The point is that Boris Johnson’s quotes on drugs have been so colourful and fluid, and the Conservative party’s view on drugs has been so flexible, that it is not surprising that Boris found himself unable to “remember” his line on drugs. (Perhaps he was struggling to reconcile his past statements and cross-match them to Conservative policy – a task a bit like playing three dimensional chess in a thunderstorm.) But for someone aiming to be the most powerful directly elected politician in the UK, is it too much to ask that he should steer a simple enough line through the key area of drugs policy so that he has sufficient intellect to remember it?
I would cite another example concerning Boris Johnson’s “intellect”. This morning he took part in, for him, a typically chaotic interview with James Naughtie.

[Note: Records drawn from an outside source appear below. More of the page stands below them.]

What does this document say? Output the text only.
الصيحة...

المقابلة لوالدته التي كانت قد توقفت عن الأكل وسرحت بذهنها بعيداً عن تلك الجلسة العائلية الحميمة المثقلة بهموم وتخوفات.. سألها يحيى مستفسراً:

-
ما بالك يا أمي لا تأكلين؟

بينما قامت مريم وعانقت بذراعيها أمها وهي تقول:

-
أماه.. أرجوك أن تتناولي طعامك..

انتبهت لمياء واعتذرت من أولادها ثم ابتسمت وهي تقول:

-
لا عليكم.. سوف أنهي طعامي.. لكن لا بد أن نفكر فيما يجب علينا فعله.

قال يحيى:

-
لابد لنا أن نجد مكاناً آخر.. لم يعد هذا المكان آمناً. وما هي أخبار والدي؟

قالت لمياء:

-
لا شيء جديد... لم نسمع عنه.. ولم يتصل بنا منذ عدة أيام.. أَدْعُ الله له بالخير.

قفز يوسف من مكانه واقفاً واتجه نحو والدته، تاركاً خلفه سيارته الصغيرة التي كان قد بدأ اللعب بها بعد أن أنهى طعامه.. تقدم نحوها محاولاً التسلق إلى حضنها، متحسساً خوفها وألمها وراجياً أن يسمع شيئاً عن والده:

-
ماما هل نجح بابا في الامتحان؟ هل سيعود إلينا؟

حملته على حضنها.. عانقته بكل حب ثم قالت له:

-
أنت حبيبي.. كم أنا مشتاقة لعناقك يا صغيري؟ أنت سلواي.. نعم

Johnson was asked about his London policy goals. His first response was that he wanted to improve democracy in London, intimating that Ken Livinsgtone rules without sufficient cognisance of the views of the London Boroughs. Fine. But when asked to give an example of what he meant, Johnson resorted to his normal, whimsical claptrap. He said that he had recently passed a row of old Victorian terraced houses in East London which were ear-marked for demolition. That’s terrible, he said. It shouldn’t happen, he implied. Ok then, Naughtie said, what would you do about that? Would you stop that happening? “Er…I would let the boroughs know my opinion that future generations would not appreciate them knocking down such fine buildings”.
So, after saying that he wanted to improve the democratic say of the boroughs over the mayoralty, Johnson cites an example where he, as mayor, would tell the boroughs what to do. Brilliant. What a fine intellect that man has!

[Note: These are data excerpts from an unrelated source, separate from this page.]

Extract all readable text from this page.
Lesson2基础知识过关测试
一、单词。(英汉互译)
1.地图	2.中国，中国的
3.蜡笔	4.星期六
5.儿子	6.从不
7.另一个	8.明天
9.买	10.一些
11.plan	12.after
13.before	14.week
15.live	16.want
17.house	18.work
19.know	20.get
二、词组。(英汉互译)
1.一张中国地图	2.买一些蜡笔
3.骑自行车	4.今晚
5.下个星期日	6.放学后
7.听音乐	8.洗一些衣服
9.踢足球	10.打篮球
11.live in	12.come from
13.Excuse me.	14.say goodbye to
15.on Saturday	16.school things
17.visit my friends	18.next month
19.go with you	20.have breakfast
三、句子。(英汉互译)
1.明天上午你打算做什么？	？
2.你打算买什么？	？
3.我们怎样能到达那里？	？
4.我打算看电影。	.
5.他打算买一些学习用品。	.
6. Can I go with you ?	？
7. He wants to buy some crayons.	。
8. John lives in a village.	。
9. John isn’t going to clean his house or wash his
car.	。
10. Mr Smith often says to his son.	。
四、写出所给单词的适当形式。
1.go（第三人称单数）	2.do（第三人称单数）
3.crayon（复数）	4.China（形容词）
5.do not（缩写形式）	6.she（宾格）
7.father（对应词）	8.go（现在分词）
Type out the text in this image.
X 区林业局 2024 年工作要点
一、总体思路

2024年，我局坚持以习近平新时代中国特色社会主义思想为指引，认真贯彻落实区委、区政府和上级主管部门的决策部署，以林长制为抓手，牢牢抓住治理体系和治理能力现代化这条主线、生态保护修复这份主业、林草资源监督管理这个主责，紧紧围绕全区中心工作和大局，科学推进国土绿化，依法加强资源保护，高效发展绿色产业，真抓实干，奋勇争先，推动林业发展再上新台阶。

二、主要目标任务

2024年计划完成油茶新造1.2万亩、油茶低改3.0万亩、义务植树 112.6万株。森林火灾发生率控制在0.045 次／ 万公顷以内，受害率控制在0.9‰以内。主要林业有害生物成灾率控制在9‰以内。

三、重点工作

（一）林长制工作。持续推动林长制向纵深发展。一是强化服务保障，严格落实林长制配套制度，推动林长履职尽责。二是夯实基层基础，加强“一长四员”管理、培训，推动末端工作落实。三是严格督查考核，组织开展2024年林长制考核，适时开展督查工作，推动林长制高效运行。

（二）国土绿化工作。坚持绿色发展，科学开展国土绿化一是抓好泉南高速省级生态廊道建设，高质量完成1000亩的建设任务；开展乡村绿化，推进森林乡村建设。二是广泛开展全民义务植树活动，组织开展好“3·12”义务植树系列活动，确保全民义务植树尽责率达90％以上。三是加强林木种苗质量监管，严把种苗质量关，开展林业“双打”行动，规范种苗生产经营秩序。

When further asked what he would do to achieve one of his main stated aims, to help people onto the housing ladder, Johnson cited the example of housing organizations who offer shared equity. He waxed quite lyrical about this and said he would “help” such schemes. Ah. I see. So no doubt this would mean setting up something like a Mayor’s Housing Commission to look at ways to encourage boroughs to expand shared equity schemes and do things like passing on shared equity rights when a property is sold on, wouldn’t it?
It’s already happening.
Brilliant “intellect” that. I have to give him credit. Say that you would do something that is already happening. Brilliant.
In summary, Boris Johnson is only funny in the role of an incompetent clown and does not have sufficient “intellect” to do basic political tasks, like articulating simple policy statements.